Gases e estufamento do abdome também são comuns.

Quanto mais tempo o estômago fica cheio, maior é a chance de o conteúdo gástrico voltar pelo esôfago —tubo encarregado de levar o alimento da boca até o estômago— provocando uma condição conhecida como refluxo gastroesofágico, que causa queimação e amargor na boca.

Tem horário ideal para jantar?

Imagem: iStock

Como cada um tem seu próprio ritmo biológico, não existe uma hora ideal. O importante é que se dê um intervalo de 1h30 a 2h entre a última refeição e o momento de ir para a cama —sempre considerando que o processo digestivo é mais lento à noite.

Alguns estudos sugerem que o melhor horário para dormir é antes das 23h. Colocando em prática essa regra, o jantar deveria acontecer por volta das 21h.

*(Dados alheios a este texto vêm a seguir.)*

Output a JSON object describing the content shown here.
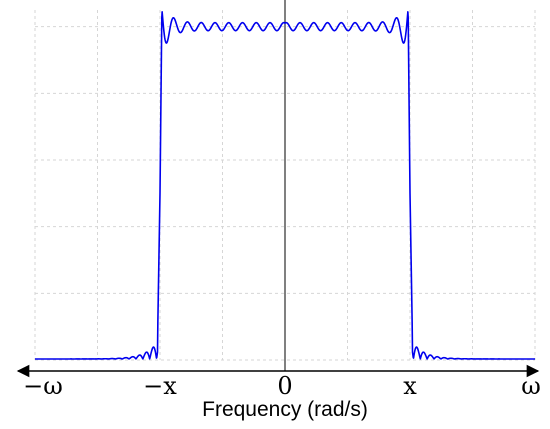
{
  "chart_data": {
    "type": "line",
    "title": "",
    "xlabel": "Frequency (rad/s)",
    "ylabel": "",
    "xlim": [
      -1,
      1
    ],
    "ylim": [
      0,
      1.05
    ],
    "grid": true,
    "grid_style": "dashed",
    "legend": "none",
    "x_ticks": [
      {
        "value": -1,
        "label": "−ω"
      },
      {
        "value": -0.5,
        "label": "−x"
      },
      {
        "value": 0,
        "label": "0"
      },
      {
        "value": 0.5,
        "label": "x"
      },
      {
        "value": 1,
        "label": "ω"
      }
    ],
    "series": [
      {
        "color": "#0000ee",
        "passband_edge": 0.5,
        "gibbs_overshoot": 1.09,
        "x": [
          -1.0,
          -0.9,
          -0.8,
          -0.7,
          -0.6,
          -0.55,
          -0.52,
          -0.51,
          -0.5,
          -0.49,
          -0.48,
          -0.46,
          -0.44,
          -0.4,
          -0.3,
          -0.2,
          -0.1,
          0.0,
          0.1,
          0.2,
          0.3,
          0.4,
          0.44,
          0.46,
          0.48,
          0.49,
          0.5,
          0.51,
          0.52,
          0.55,
          0.6,
          0.7,
          0.8,
          0.9,
          1.0
        ],
        "y": [
          0.0,
          0.0,
          0.0,
          0.0,
          0.01,
          0.02,
          0.04,
          0.06,
          0.5,
          0.94,
          1.09,
          0.98,
          1.05,
          0.99,
          1.01,
          0.99,
          1.01,
          1.0,
          1.01,
          0.99,
          1.01,
          0.99,
          1.05,
          0.98,
          1.09,
          0.94,
          0.5,
          0.06,
          0.04,
          0.02,
          0.01,
          0.0,
          0.0,
          0.0,
          0.0
        ]
      }
    ]
  }
}
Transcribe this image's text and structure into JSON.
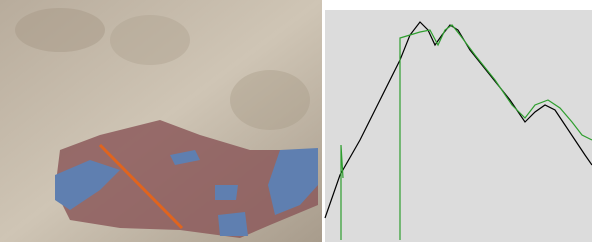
{
  "chart_data": {
    "type": "line",
    "xlim": [
      0,
      267
    ],
    "ylim": [
      0,
      232
    ],
    "series": [
      {
        "color": "#000000",
        "x": [
          0,
          15,
          35,
          55,
          75,
          85,
          95,
          103,
          110,
          117,
          125,
          133,
          145,
          165,
          185,
          200,
          210,
          220,
          230,
          240,
          250,
          260,
          267
        ],
        "values": [
          24,
          67,
          102,
          142,
          182,
          207,
          220,
          212,
          197,
          207,
          217,
          212,
          192,
          167,
          142,
          120,
          130,
          137,
          132,
          117,
          102,
          87,
          77
        ]
      },
      {
        "color": "#2e9e2e",
        "x": [
          16,
          16,
          18,
          19,
          75,
          75,
          85,
          95,
          105,
          113,
          120,
          127,
          135,
          150,
          170,
          187,
          200,
          210,
          223,
          235,
          247,
          257,
          267
        ],
        "values": [
          2,
          97,
          64,
          null,
          2,
          204,
          207,
          210,
          212,
          197,
          212,
          217,
          207,
          187,
          162,
          137,
          124,
          137,
          142,
          134,
          120,
          107,
          102
        ]
      }
    ]
  }
}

Pessoas com diabetes e refluxo devem estar mais atentas ainda a esses limites de tempo.

Alimentos leves

Pode até ser que tenha gente que pode fazer uma refeição farta antes de dormir sem sentir incômodo algum. A maioria, porém, deve seguir a sugestão dos especialistas, que é dar preferência para carboidratos complexos, proteínas de boa qualidade, fibras e itens com baixo teor de gorduras.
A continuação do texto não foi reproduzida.